Analyse forensic evidence either in laboratory conditions or directly at the crime scene. Hyperspectral imaging is a non-contact, non-destructive method that requires no sample preparation, ensuring the integrity of evidence.
A crime scene can hold a myriad of evidence – stains, marks, or residue. It is for the forensic investigators to identify, gather and analyse the samples to help find out what happened. While forensic science has made leaps and bounds in the past, could it still benefit from hyperspectral imaging?
Several independent studies indicate that it could. There is room for improvement in the current crime scene investigation methods: while some of them use chemicals and therefore risk contaminating the sample, others require sending the samples for laboratory analysis, which takes time and money. What is missing is a non-contact, non-destructive way to identify materials quickly, reliably, and on location.

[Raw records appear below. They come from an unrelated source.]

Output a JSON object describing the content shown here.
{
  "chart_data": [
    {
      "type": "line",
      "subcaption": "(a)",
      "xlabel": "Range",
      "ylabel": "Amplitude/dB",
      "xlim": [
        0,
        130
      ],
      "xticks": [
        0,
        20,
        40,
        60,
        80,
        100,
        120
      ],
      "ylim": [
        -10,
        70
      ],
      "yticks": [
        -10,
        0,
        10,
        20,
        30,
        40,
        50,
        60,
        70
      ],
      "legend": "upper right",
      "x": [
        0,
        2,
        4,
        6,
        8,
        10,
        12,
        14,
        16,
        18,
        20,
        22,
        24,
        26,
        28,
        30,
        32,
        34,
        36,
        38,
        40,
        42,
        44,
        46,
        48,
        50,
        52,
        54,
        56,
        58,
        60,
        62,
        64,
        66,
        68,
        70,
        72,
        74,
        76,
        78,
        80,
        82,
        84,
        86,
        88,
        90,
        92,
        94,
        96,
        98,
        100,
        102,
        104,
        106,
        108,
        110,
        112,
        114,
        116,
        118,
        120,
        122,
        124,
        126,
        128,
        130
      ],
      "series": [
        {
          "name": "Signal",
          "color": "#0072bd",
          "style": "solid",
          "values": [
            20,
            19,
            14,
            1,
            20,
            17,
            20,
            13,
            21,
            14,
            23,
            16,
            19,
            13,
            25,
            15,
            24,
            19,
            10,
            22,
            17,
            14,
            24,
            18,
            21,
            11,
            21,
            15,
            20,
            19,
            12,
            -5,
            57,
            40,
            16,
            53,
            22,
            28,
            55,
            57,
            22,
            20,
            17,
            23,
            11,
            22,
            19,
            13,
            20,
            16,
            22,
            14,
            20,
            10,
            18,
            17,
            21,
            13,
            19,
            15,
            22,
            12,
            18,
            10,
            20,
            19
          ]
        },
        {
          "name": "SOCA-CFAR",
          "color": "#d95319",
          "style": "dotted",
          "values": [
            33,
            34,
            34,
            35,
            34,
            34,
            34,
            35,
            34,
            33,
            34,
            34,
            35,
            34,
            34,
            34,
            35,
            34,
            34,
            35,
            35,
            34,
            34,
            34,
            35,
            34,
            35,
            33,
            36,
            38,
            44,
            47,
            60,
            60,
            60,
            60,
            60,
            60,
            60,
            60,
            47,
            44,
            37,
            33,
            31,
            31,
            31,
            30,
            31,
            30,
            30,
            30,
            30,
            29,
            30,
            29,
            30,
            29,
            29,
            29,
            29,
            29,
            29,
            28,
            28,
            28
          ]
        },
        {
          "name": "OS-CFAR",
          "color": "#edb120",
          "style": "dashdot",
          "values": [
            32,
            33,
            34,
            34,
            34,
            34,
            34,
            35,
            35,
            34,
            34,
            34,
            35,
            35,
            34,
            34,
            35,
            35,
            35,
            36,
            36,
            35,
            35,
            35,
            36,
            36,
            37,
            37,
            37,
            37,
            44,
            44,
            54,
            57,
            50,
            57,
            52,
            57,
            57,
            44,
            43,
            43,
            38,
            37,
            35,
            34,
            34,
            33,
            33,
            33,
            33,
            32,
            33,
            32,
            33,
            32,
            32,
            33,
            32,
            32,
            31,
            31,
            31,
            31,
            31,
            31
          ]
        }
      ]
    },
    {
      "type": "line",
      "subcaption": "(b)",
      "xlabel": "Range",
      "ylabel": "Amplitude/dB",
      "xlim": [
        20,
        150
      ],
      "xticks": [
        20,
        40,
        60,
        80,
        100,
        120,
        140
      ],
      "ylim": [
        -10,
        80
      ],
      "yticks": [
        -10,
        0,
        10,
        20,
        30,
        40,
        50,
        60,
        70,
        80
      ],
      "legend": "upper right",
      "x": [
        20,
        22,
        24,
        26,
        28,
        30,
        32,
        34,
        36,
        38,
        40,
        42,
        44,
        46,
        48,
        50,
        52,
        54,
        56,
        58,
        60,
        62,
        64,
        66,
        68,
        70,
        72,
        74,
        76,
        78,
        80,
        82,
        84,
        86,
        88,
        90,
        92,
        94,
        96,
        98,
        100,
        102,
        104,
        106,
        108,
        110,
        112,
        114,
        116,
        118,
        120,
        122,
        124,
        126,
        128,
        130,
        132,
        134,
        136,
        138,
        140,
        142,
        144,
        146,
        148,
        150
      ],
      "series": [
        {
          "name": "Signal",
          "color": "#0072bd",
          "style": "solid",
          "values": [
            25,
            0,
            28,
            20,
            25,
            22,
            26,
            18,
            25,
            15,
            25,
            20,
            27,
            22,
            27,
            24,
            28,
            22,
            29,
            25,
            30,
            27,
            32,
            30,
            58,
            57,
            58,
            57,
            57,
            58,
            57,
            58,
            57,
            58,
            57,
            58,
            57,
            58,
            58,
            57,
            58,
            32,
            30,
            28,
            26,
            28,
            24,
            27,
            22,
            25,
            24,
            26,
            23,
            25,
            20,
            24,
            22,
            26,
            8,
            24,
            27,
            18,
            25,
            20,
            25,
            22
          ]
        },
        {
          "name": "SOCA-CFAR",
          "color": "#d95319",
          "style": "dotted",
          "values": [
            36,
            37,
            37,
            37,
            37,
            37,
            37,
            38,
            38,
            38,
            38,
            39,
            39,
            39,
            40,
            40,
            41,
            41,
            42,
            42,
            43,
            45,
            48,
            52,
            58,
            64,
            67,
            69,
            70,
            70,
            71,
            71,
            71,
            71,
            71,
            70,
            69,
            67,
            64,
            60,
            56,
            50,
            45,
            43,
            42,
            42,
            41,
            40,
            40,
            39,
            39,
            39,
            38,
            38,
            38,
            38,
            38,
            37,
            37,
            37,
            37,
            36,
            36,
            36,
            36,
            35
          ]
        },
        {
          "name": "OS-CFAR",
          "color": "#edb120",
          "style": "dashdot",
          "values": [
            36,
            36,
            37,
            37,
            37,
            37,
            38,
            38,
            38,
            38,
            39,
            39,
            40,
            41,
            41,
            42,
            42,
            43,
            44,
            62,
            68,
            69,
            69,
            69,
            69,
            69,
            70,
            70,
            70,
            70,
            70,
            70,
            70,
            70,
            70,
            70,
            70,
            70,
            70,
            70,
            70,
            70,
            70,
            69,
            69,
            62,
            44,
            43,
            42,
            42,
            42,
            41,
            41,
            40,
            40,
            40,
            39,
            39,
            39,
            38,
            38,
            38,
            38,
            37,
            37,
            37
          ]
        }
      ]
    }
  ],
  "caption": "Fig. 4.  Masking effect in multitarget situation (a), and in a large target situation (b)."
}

Here are just a few examples of how hyperspectral imaging can improve forensic investigation methods.
Identifying blood stains
A stain is found at the possible crime scene. Is it blood, or something else? Is it from the nosebleed that happened last week or from a more recent event? Hyperspectral imaging finds blood stains in crime scenes quickly and easily. What is more, it can even help determine how old the blood stain is. No chemicals are involved, therefore there is no risk of diluting or altering the blood spatter.

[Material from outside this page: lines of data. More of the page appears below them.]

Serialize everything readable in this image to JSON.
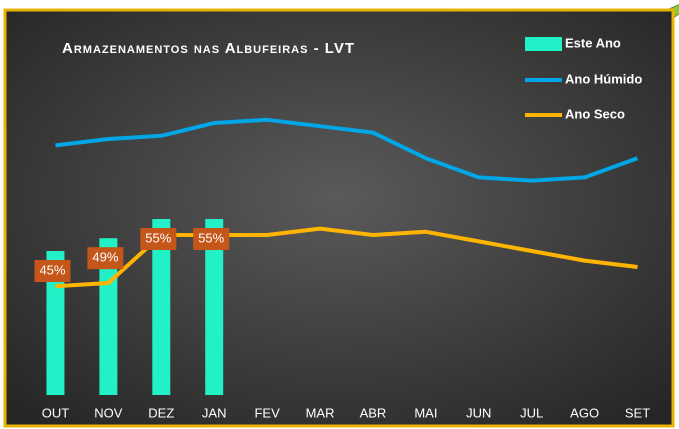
{
  "chart_data": {
    "type": "bar-line",
    "title": "Armazenamentos nas Albufeiras - LVT",
    "categories": [
      "OUT",
      "NOV",
      "DEZ",
      "JAN",
      "FEV",
      "MAR",
      "ABR",
      "MAI",
      "JUN",
      "JUL",
      "AGO",
      "SET"
    ],
    "series": [
      {
        "name": "Este Ano",
        "type": "bar",
        "color": "#22f0c6",
        "values": [
          45,
          49,
          55,
          55,
          null,
          null,
          null,
          null,
          null,
          null,
          null,
          null
        ],
        "value_labels": [
          "45%",
          "49%",
          "55%",
          "55%",
          null,
          null,
          null,
          null,
          null,
          null,
          null,
          null
        ]
      },
      {
        "name": "Ano Húmido",
        "type": "line",
        "color": "#00a6e6",
        "values": [
          78,
          80,
          81,
          85,
          86,
          84,
          82,
          74,
          68,
          67,
          68,
          74
        ]
      },
      {
        "name": "Ano Seco",
        "type": "line",
        "color": "#ffb400",
        "values": [
          34,
          35,
          50,
          50,
          50,
          52,
          50,
          51,
          48,
          45,
          42,
          40
        ]
      }
    ],
    "ylim": [
      0,
      110
    ],
    "label_color": "#c5561a"
  }
}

Hyperspectral imaging for the age estimation of blood stains at the crime scene.
Examining gunshot residue
Gunshot residue is delicate evidence. When a forensic investigator applies chemicals for visualisation, they can alter the pattern that is used for reconstruction and determining shooting distances and angles. As a result, they may destroy valuable information. Hyperspectral imaging can provide a quick, non-contact tool for determining the presence of the gunshot residue at a scene and visualising the patterns.
Visible and near-infrared chemical imaging methods for the analysis of selected forensic samples
Analysing paint marks in hit-and-run cases
Paint traces left on a scene of a hit-and-run case can give valuable information on the car that escaped the scene. Paint analysis, however, requires microscopes and sample preparation. With hyperspectral imaging, a quick test performed at the scene could narrow down the possible makes of the car based on the paint spectra.

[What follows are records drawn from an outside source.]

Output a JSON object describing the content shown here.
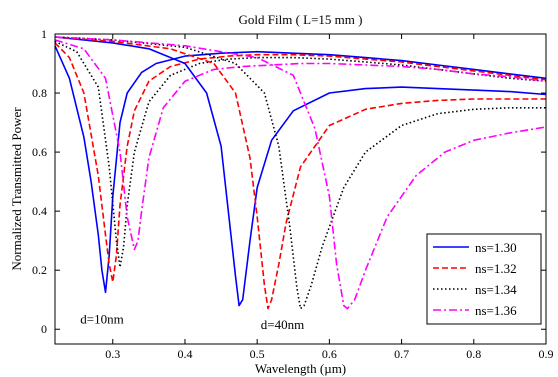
{
  "chart_data": {
    "type": "line",
    "title": "Gold Film ( L=15 mm )",
    "xlabel": "Wavelength (µm)",
    "ylabel": "Normalized Transmitted Power",
    "xlim": [
      0.22,
      0.9
    ],
    "ylim": [
      -0.05,
      1.0
    ],
    "xticks": [
      0.3,
      0.4,
      0.5,
      0.6,
      0.7,
      0.8,
      0.9
    ],
    "xtick_labels": [
      "0.3",
      "0.4",
      "0.5",
      "0.6",
      "0.7",
      "0.8",
      "0.9"
    ],
    "yticks": [
      0,
      0.2,
      0.4,
      0.6,
      0.8,
      1
    ],
    "ytick_labels": [
      "0",
      "0.2",
      "0.4",
      "0.6",
      "0.8",
      "1"
    ],
    "grid": false,
    "legend_position": "bottom-right",
    "annotations": [
      {
        "text": "d=10nm",
        "x": 0.255,
        "y": 0.02
      },
      {
        "text": "d=40nm",
        "x": 0.505,
        "y": 0.0
      }
    ],
    "series": [
      {
        "name": "ns=1.30",
        "color": "#0000ff",
        "dash": "solid",
        "group": "d=10nm",
        "x": [
          0.22,
          0.24,
          0.26,
          0.27,
          0.28,
          0.285,
          0.29,
          0.295,
          0.3,
          0.31,
          0.32,
          0.34,
          0.36,
          0.4,
          0.45,
          0.5,
          0.55,
          0.6,
          0.65,
          0.7,
          0.75,
          0.8,
          0.85,
          0.9
        ],
        "y": [
          0.96,
          0.85,
          0.65,
          0.5,
          0.32,
          0.2,
          0.125,
          0.25,
          0.45,
          0.7,
          0.8,
          0.87,
          0.9,
          0.925,
          0.935,
          0.94,
          0.935,
          0.93,
          0.92,
          0.91,
          0.895,
          0.88,
          0.865,
          0.85
        ]
      },
      {
        "name": "ns=1.32",
        "color": "#ff0000",
        "dash": "dashed",
        "group": "d=10nm",
        "x": [
          0.22,
          0.24,
          0.26,
          0.28,
          0.29,
          0.295,
          0.3,
          0.305,
          0.31,
          0.32,
          0.33,
          0.35,
          0.38,
          0.42,
          0.46,
          0.5,
          0.55,
          0.6,
          0.65,
          0.7,
          0.75,
          0.8,
          0.85,
          0.9
        ],
        "y": [
          0.97,
          0.92,
          0.8,
          0.52,
          0.32,
          0.22,
          0.16,
          0.25,
          0.42,
          0.62,
          0.74,
          0.84,
          0.89,
          0.915,
          0.925,
          0.93,
          0.93,
          0.925,
          0.915,
          0.905,
          0.89,
          0.875,
          0.86,
          0.845
        ]
      },
      {
        "name": "ns=1.34",
        "color": "#000000",
        "dash": "dotted",
        "group": "d=10nm",
        "x": [
          0.22,
          0.25,
          0.28,
          0.295,
          0.305,
          0.31,
          0.315,
          0.32,
          0.33,
          0.35,
          0.38,
          0.42,
          0.46,
          0.5,
          0.55,
          0.6,
          0.65,
          0.7,
          0.75,
          0.8,
          0.85,
          0.9
        ],
        "y": [
          0.975,
          0.94,
          0.82,
          0.55,
          0.3,
          0.21,
          0.28,
          0.42,
          0.6,
          0.77,
          0.86,
          0.9,
          0.915,
          0.92,
          0.92,
          0.915,
          0.905,
          0.895,
          0.88,
          0.865,
          0.85,
          0.84
        ]
      },
      {
        "name": "ns=1.36",
        "color": "#ff00ff",
        "dash": "dashdot",
        "group": "d=10nm",
        "x": [
          0.22,
          0.26,
          0.29,
          0.31,
          0.32,
          0.33,
          0.335,
          0.34,
          0.35,
          0.37,
          0.4,
          0.44,
          0.48,
          0.52,
          0.56,
          0.6,
          0.65,
          0.7,
          0.75,
          0.8,
          0.85,
          0.9
        ],
        "y": [
          0.98,
          0.95,
          0.85,
          0.6,
          0.38,
          0.27,
          0.3,
          0.4,
          0.58,
          0.75,
          0.84,
          0.88,
          0.89,
          0.895,
          0.9,
          0.9,
          0.895,
          0.89,
          0.88,
          0.865,
          0.855,
          0.84
        ]
      },
      {
        "name": "ns=1.30",
        "color": "#0000ff",
        "dash": "solid",
        "group": "d=40nm",
        "x": [
          0.22,
          0.3,
          0.35,
          0.4,
          0.43,
          0.45,
          0.46,
          0.47,
          0.475,
          0.48,
          0.49,
          0.5,
          0.52,
          0.55,
          0.6,
          0.65,
          0.7,
          0.75,
          0.8,
          0.85,
          0.9
        ],
        "y": [
          0.99,
          0.97,
          0.95,
          0.9,
          0.8,
          0.62,
          0.4,
          0.18,
          0.08,
          0.1,
          0.3,
          0.48,
          0.64,
          0.74,
          0.8,
          0.815,
          0.82,
          0.815,
          0.81,
          0.805,
          0.795
        ]
      },
      {
        "name": "ns=1.32",
        "color": "#ff0000",
        "dash": "dashed",
        "group": "d=40nm",
        "x": [
          0.22,
          0.3,
          0.38,
          0.44,
          0.47,
          0.49,
          0.5,
          0.51,
          0.515,
          0.52,
          0.53,
          0.54,
          0.56,
          0.6,
          0.65,
          0.7,
          0.75,
          0.8,
          0.85,
          0.9
        ],
        "y": [
          0.99,
          0.975,
          0.95,
          0.9,
          0.8,
          0.58,
          0.38,
          0.15,
          0.07,
          0.1,
          0.22,
          0.36,
          0.55,
          0.69,
          0.745,
          0.765,
          0.775,
          0.78,
          0.78,
          0.78
        ]
      },
      {
        "name": "ns=1.34",
        "color": "#000000",
        "dash": "dotted",
        "group": "d=40nm",
        "x": [
          0.22,
          0.3,
          0.4,
          0.47,
          0.51,
          0.53,
          0.545,
          0.555,
          0.56,
          0.565,
          0.575,
          0.59,
          0.62,
          0.65,
          0.7,
          0.75,
          0.8,
          0.85,
          0.9
        ],
        "y": [
          0.99,
          0.98,
          0.955,
          0.9,
          0.8,
          0.62,
          0.35,
          0.14,
          0.07,
          0.08,
          0.15,
          0.28,
          0.48,
          0.6,
          0.69,
          0.73,
          0.745,
          0.75,
          0.75
        ]
      },
      {
        "name": "ns=1.36",
        "color": "#ff00ff",
        "dash": "dashdot",
        "group": "d=40nm",
        "x": [
          0.22,
          0.3,
          0.4,
          0.5,
          0.55,
          0.58,
          0.6,
          0.61,
          0.62,
          0.625,
          0.635,
          0.65,
          0.68,
          0.72,
          0.76,
          0.8,
          0.85,
          0.9
        ],
        "y": [
          0.99,
          0.98,
          0.96,
          0.92,
          0.86,
          0.68,
          0.45,
          0.22,
          0.08,
          0.07,
          0.1,
          0.2,
          0.38,
          0.52,
          0.6,
          0.64,
          0.665,
          0.685
        ]
      }
    ]
  }
}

Evaluation of Hyperspectral Imaging Visible/Near Infrared Spectroscopy as a forensic tool for automotive paint distinction
The future of hyperspectral imaging in forensics
Forensics is more than just crime scene investigation. The possible applications of hyperspectral imaging do not end there, either. Hyperspectral imaging could, for instance, help doctors determine the age of a bruise – objectively and accurately. It could also be used in a laboratory to identify fraudulent documents without having to destroy the sample. As the technology develops and becomes more portable and easier to use, it is quite possible that a hyperspectral camera will be a regular part of forensic investigators’ toolbox in the future.